Speaking at the 50th anniversary AGM and annual conference of Inclusion Ireland in Galway at the weekend, Ms Carroll said the group’s vision had expanded into the promotion of the human rights of those it represented.
“The current economic situation is similar to [that of] 50 years ago when we started out. There’s not a lot of money around. We realise our current way of providing services is quite costly.
“We need to examine where the money is going and how we can provide better, more community inclusive services at better value, and give people with intellectual disabilities what they want – which is more choice and control over their own destinies.”
Ms Carroll pointed out that Ireland was still operating under the 1971 Lunacy Act, which was a huge barrier to allowing people with intellectual disabilities to live in the community.
Professor of developmental disabilities at the University of Ulster, Roy McConkey, said Inclusion Ireland had played a major role in alerting communities to the fact that people with intellectual disabilities could play a part in society. He said this journey needed to continue.
He outlined the need for Irish society to move away from being ashamed about disability to taking pride in people; away from a segregated campus mentality to openness and much more inclusive services; from a charity perspective to a rights perspective.
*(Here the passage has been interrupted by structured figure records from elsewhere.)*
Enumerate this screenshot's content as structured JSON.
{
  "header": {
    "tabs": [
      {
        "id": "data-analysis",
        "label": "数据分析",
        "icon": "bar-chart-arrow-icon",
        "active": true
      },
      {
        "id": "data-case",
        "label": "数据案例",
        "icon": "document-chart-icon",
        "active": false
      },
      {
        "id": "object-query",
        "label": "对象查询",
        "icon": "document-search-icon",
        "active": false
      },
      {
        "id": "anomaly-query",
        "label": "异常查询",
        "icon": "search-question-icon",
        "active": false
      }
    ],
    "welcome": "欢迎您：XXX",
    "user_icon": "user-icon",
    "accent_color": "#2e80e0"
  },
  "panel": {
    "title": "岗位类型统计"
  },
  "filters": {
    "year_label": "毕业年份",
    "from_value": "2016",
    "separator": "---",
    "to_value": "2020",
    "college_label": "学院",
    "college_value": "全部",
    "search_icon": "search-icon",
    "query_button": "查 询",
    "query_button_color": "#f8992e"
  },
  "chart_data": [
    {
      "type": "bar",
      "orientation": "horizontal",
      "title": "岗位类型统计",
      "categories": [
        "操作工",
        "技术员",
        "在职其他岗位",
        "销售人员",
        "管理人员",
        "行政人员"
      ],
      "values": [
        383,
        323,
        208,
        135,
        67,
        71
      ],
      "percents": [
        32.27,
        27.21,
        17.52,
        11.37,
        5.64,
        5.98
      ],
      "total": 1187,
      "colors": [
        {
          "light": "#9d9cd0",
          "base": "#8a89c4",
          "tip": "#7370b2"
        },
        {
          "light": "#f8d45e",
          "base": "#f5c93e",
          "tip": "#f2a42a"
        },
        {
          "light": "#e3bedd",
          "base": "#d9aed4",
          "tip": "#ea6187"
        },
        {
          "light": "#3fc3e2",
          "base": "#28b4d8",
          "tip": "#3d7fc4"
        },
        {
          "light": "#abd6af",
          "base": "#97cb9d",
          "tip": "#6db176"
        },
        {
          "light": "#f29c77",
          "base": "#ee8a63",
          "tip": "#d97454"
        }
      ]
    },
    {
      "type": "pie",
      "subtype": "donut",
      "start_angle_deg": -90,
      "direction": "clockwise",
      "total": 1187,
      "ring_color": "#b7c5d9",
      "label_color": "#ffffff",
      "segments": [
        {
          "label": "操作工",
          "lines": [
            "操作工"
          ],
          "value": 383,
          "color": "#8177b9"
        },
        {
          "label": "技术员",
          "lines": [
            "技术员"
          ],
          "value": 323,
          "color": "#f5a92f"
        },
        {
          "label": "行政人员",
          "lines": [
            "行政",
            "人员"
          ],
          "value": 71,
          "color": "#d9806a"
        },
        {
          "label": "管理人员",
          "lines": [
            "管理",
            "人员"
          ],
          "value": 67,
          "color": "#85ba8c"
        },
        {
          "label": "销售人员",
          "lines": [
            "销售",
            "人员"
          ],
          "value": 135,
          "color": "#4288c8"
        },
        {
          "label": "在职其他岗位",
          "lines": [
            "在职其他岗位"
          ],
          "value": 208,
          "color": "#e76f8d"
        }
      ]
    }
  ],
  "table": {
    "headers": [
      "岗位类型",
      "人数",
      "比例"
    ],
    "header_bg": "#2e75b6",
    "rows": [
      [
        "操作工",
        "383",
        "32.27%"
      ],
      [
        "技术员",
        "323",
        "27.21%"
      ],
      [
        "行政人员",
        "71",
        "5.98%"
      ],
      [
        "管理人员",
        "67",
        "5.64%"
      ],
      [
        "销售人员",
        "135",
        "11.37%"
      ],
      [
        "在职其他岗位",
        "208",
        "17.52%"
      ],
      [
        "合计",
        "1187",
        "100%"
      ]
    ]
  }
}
Prof McConkey pointed to the need to move towards “ordinary living”, so that people with intellectual disability could live in their own houses and have a choice who they lived with.
“We should celebrate what has been achieved, but there are still some very significant challenges ahead,” he said. “Much of what we are talking about is a change of mindset, rather than needing lots of extra money to bring about changes. For 20 or 30 years of the existence of Inclusion Ireland, this country was a pretty poor place to be and their journey was being made against a background of very few resources. If they did it once, they can do it again.”
Meanwhile, economist Jim Power highlighted the challenge of providing disability services in today’s changed economic setting. He pointed out that the HSE spent €1.6 billion per annum in the area of disability – 75 per cent, or about €1.2 billion, of this through the non-profit sector.
“There are obviously going to be serious pressures on public spending going forward,” he said. “As a consequence spending on disability, as in every other area, will be subject to much more intense scrutiny. What is essential is to ensure firstly that the best quality service is provided to customers – people with disability – and secondly that the taxpayer gets value for money. I think the structures in place today provide neither.”
Mr Power said the non-profit providers of services to people with disabilities must be subject to much greater scrutiny and professional standards.
“I get the distinct impression that professionalism is not as strong as it should be, given that we’re talking about €1.2 billion of taxpayers’ money,” he said.
“The report of the Comptroller and Auditor General in 2005, and again in 2010, showed clearly that a lot of these service providers are not complying with what one would term normal business practice in terms of providing audited accounts and reconciliation of expenditure and income.”
Mr Power said he did not think this situation would be acceptable in the future.
The ultimate objective, he stated, was to provide the person with disability with the best service possible, and it was not clear to him from the research he had seen that needs assessments were being properly carried out.